Old Dominion University geobiologist Nora Noffke has reported new findings this month from her breakthrough studies of sedimentary structures created by some of Earth's earliest life forms.

In an invited article published in the September issue of the Geological Society of America's journal, GSA Today, Noffke and renowned scientist Stanley Awramik review microbially induced sedimentary structures (MISS) and their taxonomic affiliation with stromatolites.

Co-author Awramik, a faculty member in the Department of Earth Sciences at the University of California, Santa Barbara, is an authority on stromatolites. Stromatolites often look like head-shaped boulders and are today found in hypersaline ocean waters. The stromatolites are stacks of many layers, each composed of fossil microorganisms and their extracellular secretions. Carbonate precipitation that takes place during the life time of a stromatolite is essential to the building process.

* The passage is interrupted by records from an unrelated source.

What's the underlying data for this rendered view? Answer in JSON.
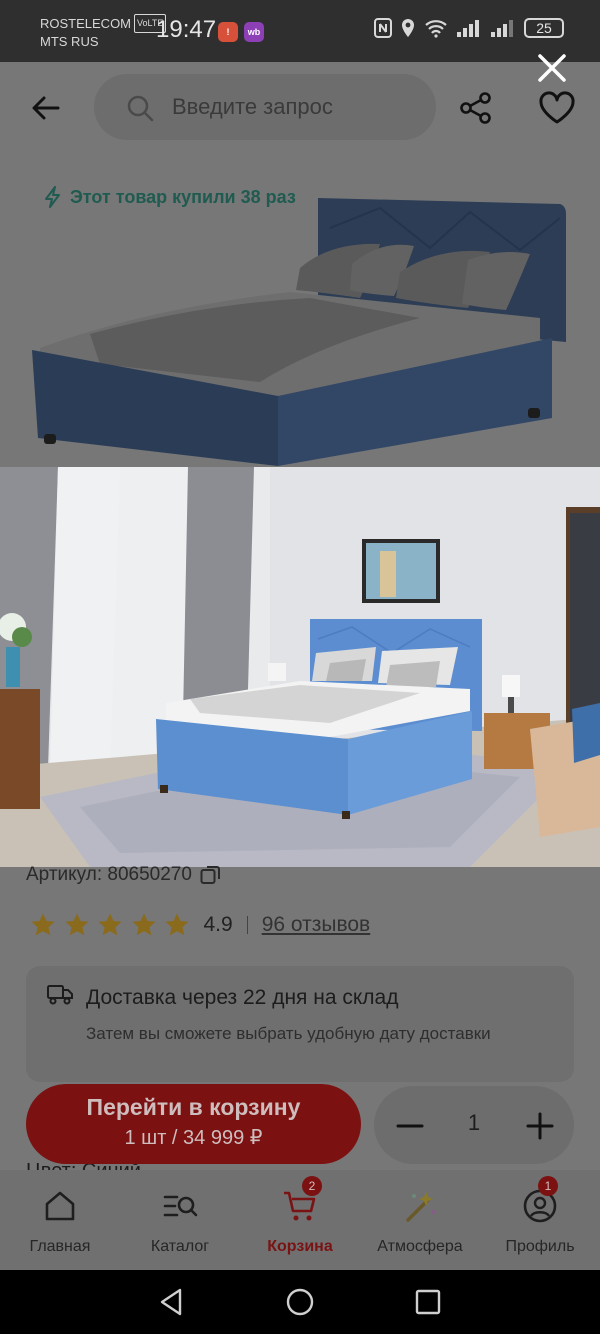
{
  "status_bar": {
    "carrier_1": "ROSTELECOM",
    "volte": "VoLTE",
    "carrier_2": "MTS RUS",
    "time": "19:47",
    "notif_1": "!",
    "notif_2": "wb",
    "battery": "25"
  },
  "header": {
    "search_placeholder": "Введите запрос"
  },
  "product": {
    "bought_text": "Этот товар купили 38 раз",
    "article": "Артикул: 80650270",
    "rating": "4.9",
    "stars": 5,
    "reviews": "96 отзывов",
    "color_label": "Цвет: Синий"
  },
  "delivery": {
    "title": "Доставка через 22 дня на склад",
    "subtitle": "Затем вы сможете выбрать удобную дату доставки"
  },
  "cart": {
    "label": "Перейти в корзину",
    "summary": "1 шт / 34 999 ₽",
    "quantity": "1"
  },
  "tabs": [
    {
      "label": "Главная",
      "icon": "home-icon"
    },
    {
      "label": "Каталог",
      "icon": "catalog-search-icon"
    },
    {
      "label": "Корзина",
      "icon": "cart-icon",
      "badge": "2"
    },
    {
      "label": "Атмосфера",
      "icon": "magic-wand-icon"
    },
    {
      "label": "Профиль",
      "icon": "profile-icon",
      "badge": "1"
    }
  ],
  "colors": {
    "accent": "#7b1111",
    "overlay_dim": "#777777",
    "bought_green": "#1f5b50",
    "star": "#b8860b"
  }
}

For decades now, scientific findings have promoted stromatolites as fossilized evidence of the microscopic first life on Earth. But Noffke's research over the past 15 years has opened a new avenue in the study of early life by focusing on rocks that do not derive from carbonate precipitation. "The signal of early life forms has been preserved more clearly in MISS," she said.

MISS are preserved in rock where ancient seacoasts existed. The structures were created on tidal flats and shallow shelves by mats of microorganism colonies. By moving through the sandy sediment, the communities of microorganisms left traces behind similar to traces left by a worm bulldozing through sand. The traces - preserved as sedimentary structures - allow conclusions on the biology of the producing microorganisms, and, therefore, on the biological taxonomic position of the microbes.

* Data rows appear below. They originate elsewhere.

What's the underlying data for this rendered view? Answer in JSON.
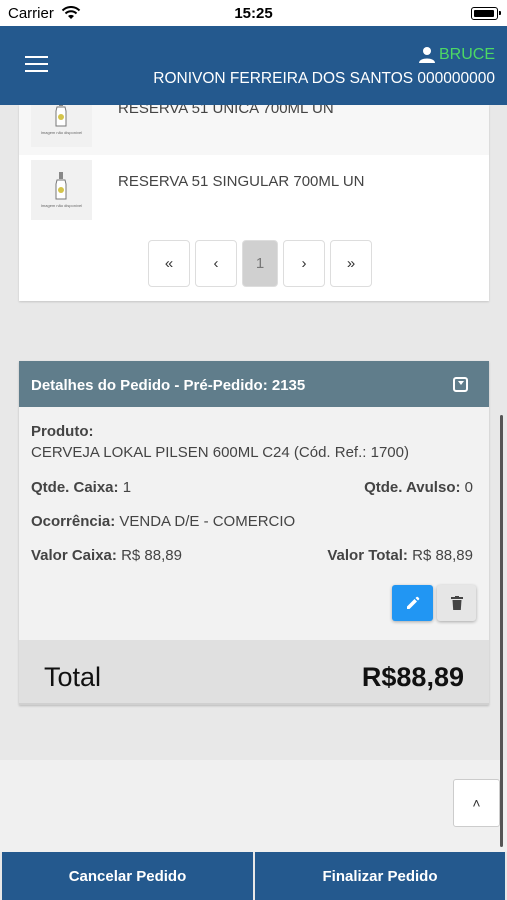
{
  "status_bar": {
    "carrier": "Carrier",
    "time": "15:25"
  },
  "header": {
    "user_name": "BRUCE",
    "client_name": "RONIVON FERREIRA DOS SANTOS 000000000",
    "accent_color": "#4cd964",
    "bar_color": "#24598e"
  },
  "products": {
    "items": [
      {
        "name": "RESERVA 51 ÚNICA 700ML UN",
        "image_caption": "Imagem não disponível"
      },
      {
        "name": "RESERVA 51 SINGULAR 700ML UN",
        "image_caption": "Imagem não disponível"
      }
    ],
    "pagination": {
      "first": "«",
      "prev": "‹",
      "current": "1",
      "next": "›",
      "last": "»"
    }
  },
  "order_details": {
    "title": "Detalhes do Pedido - Pré-Pedido: 2135",
    "product_label": "Produto:",
    "product_value": "CERVEJA LOKAL PILSEN 600ML C24 (Cód. Ref.: 1700)",
    "qty_box_label": "Qtde. Caixa:",
    "qty_box_value": "1",
    "qty_loose_label": "Qtde. Avulso:",
    "qty_loose_value": "0",
    "occurrence_label": "Ocorrência:",
    "occurrence_value": "VENDA D/E - COMERCIO",
    "box_value_label": "Valor Caixa:",
    "box_value_value": "R$ 88,89",
    "total_value_label": "Valor Total:",
    "total_value_value": "R$ 88,89"
  },
  "total": {
    "label": "Total",
    "value": "R$88,89"
  },
  "scroll_top_label": "˄",
  "actions": {
    "cancel": "Cancelar Pedido",
    "finish": "Finalizar Pedido"
  },
  "icons": [
    "wifi-icon",
    "battery-icon",
    "menu-icon",
    "user-icon",
    "bottle-icon",
    "collapse-icon",
    "edit-icon",
    "delete-icon",
    "chevron-up-icon"
  ]
}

"In paleontology-geobiology, fossils and trace fossils are classified into species, genera, families, etc. as living organisms are in biology. This article reviews our research that has detected and defined a new group of organisms," Noffke explained. "The new organismic group includes 17 species arranged into 5 genera."

In 2007, Noffke was elected a Fellow of the GSA in recognition of her research establishing MISS as evidence of the earliest life on Earth. She also won the 2007 James Lee Wilson Award of the Society of Sedimentary Geologists, which is given annually to recognize international excellence in marine geology by a young scientist. In 2010, her work was recognized with the GSA Geobiology Division Award for Outstanding Contribution in Geobiology.

Her research in Australia and South Africa has turned up geological samples supporting her case that the microbial mats we see today covering tidal flats were also present as life was beginning on Earth. The mats, which are woven of cyanobacteria, cause MISS in the sand beneath them. Noffke's 17 main groups of MISS occur not only today but corresponding structures were found in all geological formations dating back through the Earth ages. The structures - due to their high age - might also provide scientists with clues about geologic evidence of microbial life that exists, or might have existed, on Mars.

Noffke, an associate professor in ODU's Department of Ocean, Earth and Atmospheric Sciences, joined the university's faculty in 2001. The article she co-wrote, "Stromatolites and MISS - Differences between Relatives," appears in a special 125th GSA anniversary of GSA Today.